10/20 Quest for the Holy Grail, 31-66
10/22 Quest for the Holy Grail, 80-94; 269-284

Week IX Urbanization and Intellectual Culture

10/27 Madigan, 257-286
10/29 Anselm's Proslogium; Peter Abelard, Excerpt from Sic et Non; The Story of My Calamaties; Aquinas Reading [Blackboard]: Summa, Part I, Question 13

You may want to explore the fabulous Medieval Manuscript Manual put together by Central European University

Week X Urbanization and Religious Revival

11/3 Madigan, 211-250; Images of Chartres Cathedral
11/5 "Our Lady's Tumbler" [Blackboard]; Thomas Celano, The Life of St. Francis; Giotto's Images from the Upper Church at Assisi (from "artist" link at top of page select Giotto, then select "Frescoes at San Francesco," then "St.

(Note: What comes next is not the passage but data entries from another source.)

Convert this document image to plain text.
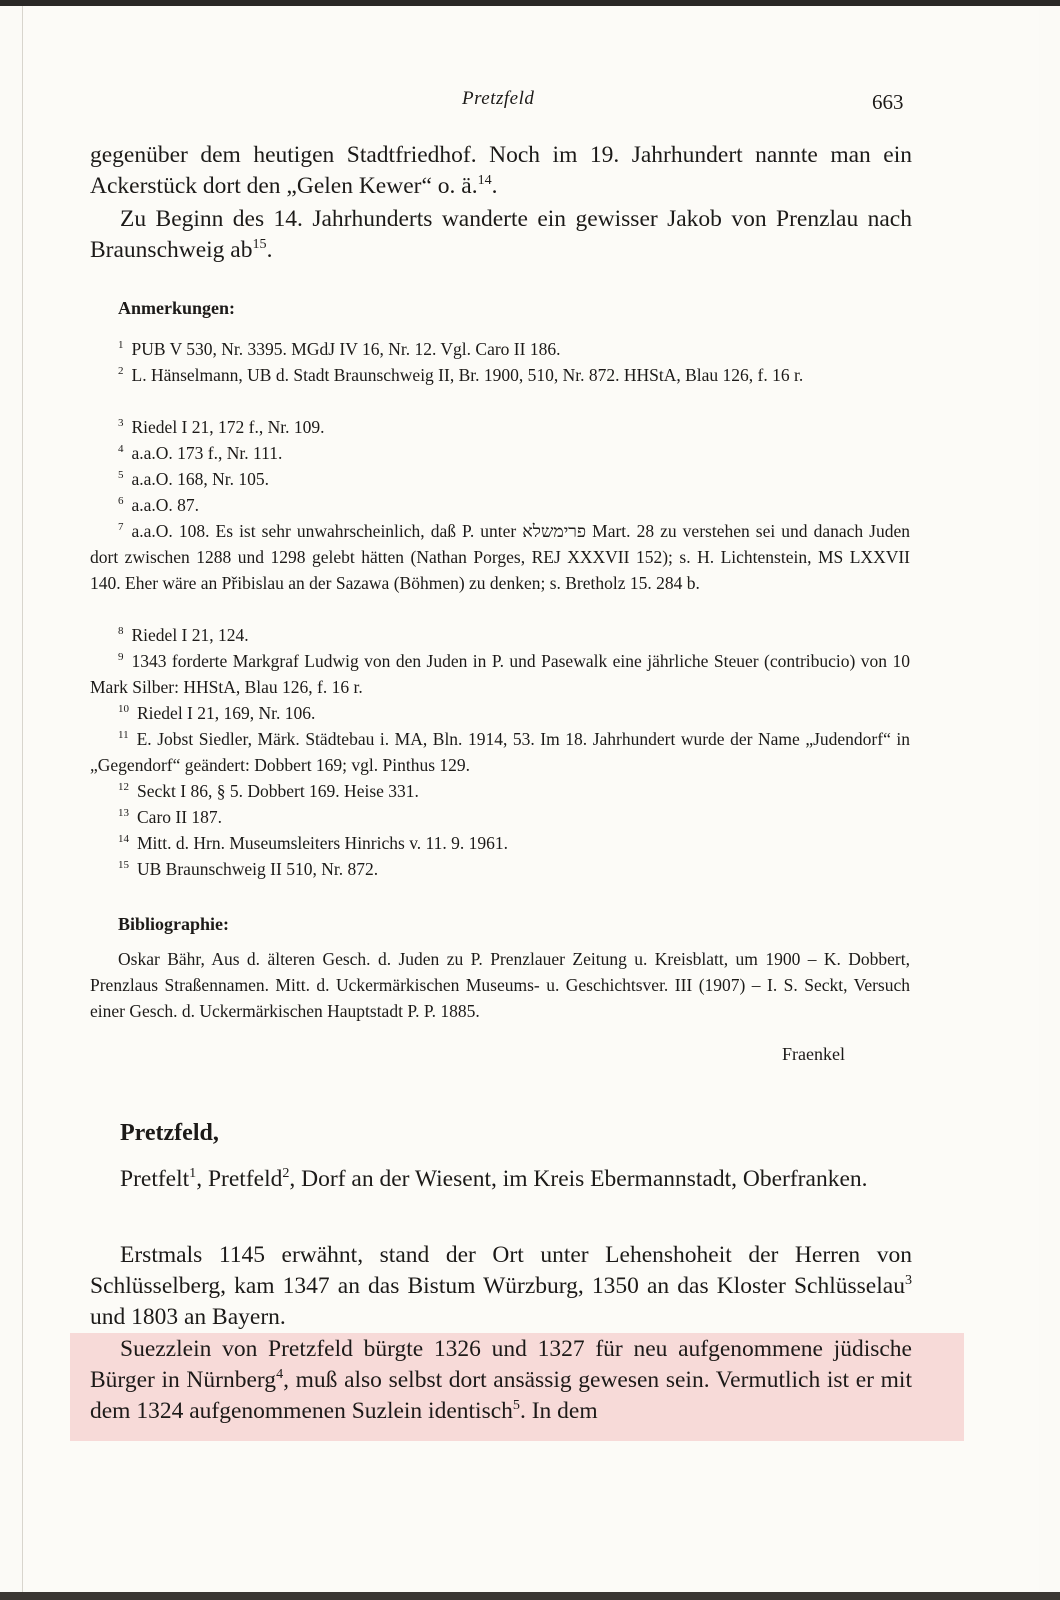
Pretzfeld	663
gegenüber dem heutigen Stadtfriedhof. Noch im 19. Jahrhundert nannte man ein Ackerstück dort den „Gelen Kewer“ o. ä.$^{14}$.
Zu Beginn des 14. Jahrhunderts wanderte ein gewisser Jakob von Prenzlau nach Braunschweig $ab^{15}$.
Anmerkungen:
$^1$ PUB V 530, Nr. 3395. MGdJ IV 16, Nr. 12. Vgl. Caro II 186.
$^2$ L. Hänselmann, UB d. Stadt Braunschweig II, Br. 1900, 510, Nr. 872. HHStA, Blau 126, f. 16 r.
$^3$ Riedel I 21, 172 f., Nr. 109.
$^4$ a.a.O. 173 f., Nr. 111.
$^5$ a.a.O. 168, Nr. 105.
$^6$ a.a.O. 87.
$^7$ a.a.O. 108. Es ist sehr unwahrscheinlich, daß P. unter פרימשלא Mart. 28 zu verstehen sei und danach Juden dort zwischen 1288 und 1298 gelebt hätten (Nathan Porges, REJ XXXVII 152); s. H. Lichtenstein, MS LXXVII 140. Eher wäre an Přibislau an der Sazawa (Böhmen) zu denken; s. Bretholz 15. 284 b.
$^8$ Riedel I 21, 124.
$^9$ 1343 forderte Markgraf Ludwig von den Juden in P. und Pasewalk eine jährliche Steuer (contribucio) von 10 Mark Silber: HHStA, Blau 126, f. 16 r.
$^{10}$ Riedel I 21, 169, Nr. 106.
$^{11}$ E. Jobst Siedler, Märk. Städtebau i. MA, Bln. 1914, 53. Im 18. Jahrhundert wurde der Name „Judendorf“ in „Gegendorf“ geändert: Dobbert 169; vgl. Pinthus 129.
$^{12}$ Seckt I 86, § 5. Dobbert 169. Heise 331.
$^{13}$ Caro II 187.
$^{14}$ Mitt. d. Hrn. Museumsleiters Hinrichs v. 11. 9. 1961.
$^{15}$ UB Braunschweig II 510, Nr. 872.
Bibliographie:
Oskar Bähr, Aus d. älteren Gesch. d. Juden zu P. Prenzlauer Zeitung u. Kreisblatt, um 1900 – K. Dobbert, Prenzlaus Straßennamen. Mitt. d. Uckermärkischen Museums- u. Geschichtsver. III (1907) – I. S. Seckt, Versuch einer Gesch. d. Uckermärkischen Hauptstadt P. P. 1885.
Fraenkel
Pretzfeld,
Pretfelt$^1$, Pretfeld$^2$, Dorf an der Wiesent, im Kreis Ebermannstadt, Oberfranken.
Erstmals 1145 erwähnt, stand der Ort unter Lehenshoheit der Herren von Schlüsselberg, kam 1347 an das Bistum Würzburg, 1350 an das Kloster Schlüsselau$^3$ und 1803 an Bayern.
Suezzlein von Pretzfeld bürgte 1326 und 1327 für neu aufgenommene jüdische Bürger in Nürnberg$^4$, muß also selbst dort ansässig gewesen sein. Vermutlich ist er mit dem 1324 aufgenommenen Suzlein identisch$^5$. In dem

Francis Legend")

Week XI Insiders and Outsiders
11/10 Madigan, 174-210; 343-362
11/12 Glossary of dissenters; The Conversion of Waldo; Selections from the Fourth Lateran Council (1215): A-general; B-heresy; C-Jews; Bernard Gui, Manual for inquisitors; the Trial of Na Prous Boneta

Week XII Enacting Religion: Instructing Laypeople

11/17 Madigan, 299-319
11/19 R. Beadle, and P. King, eds., York Mystery Plays: a selection in modern spelling, ix-xxx, 8-14; 48-58, 267-279 [Blackboard]; computer simulation of the York production


11/24 No class: Independent Research Day
11/26 No class: Thanksgiving

Week XIV Late Medieval Reform ("the Road to Reformation")

12/1 Madigan, 387-417
12/3 Jean Gerson, "Sermon at the Council of Constance"[Blackboard]; Condemnation of John Wycliff and Wycliff's Response

Week XIV



12/8 Student Presentations
12/10 Student Presentations

In Lieu of a Final Exam: Please attach to your final research paper a 2 page summary reflecting on the way your research paper fits into the broad themes of the class, contributing to your understanding of medieval Christianity as a whole.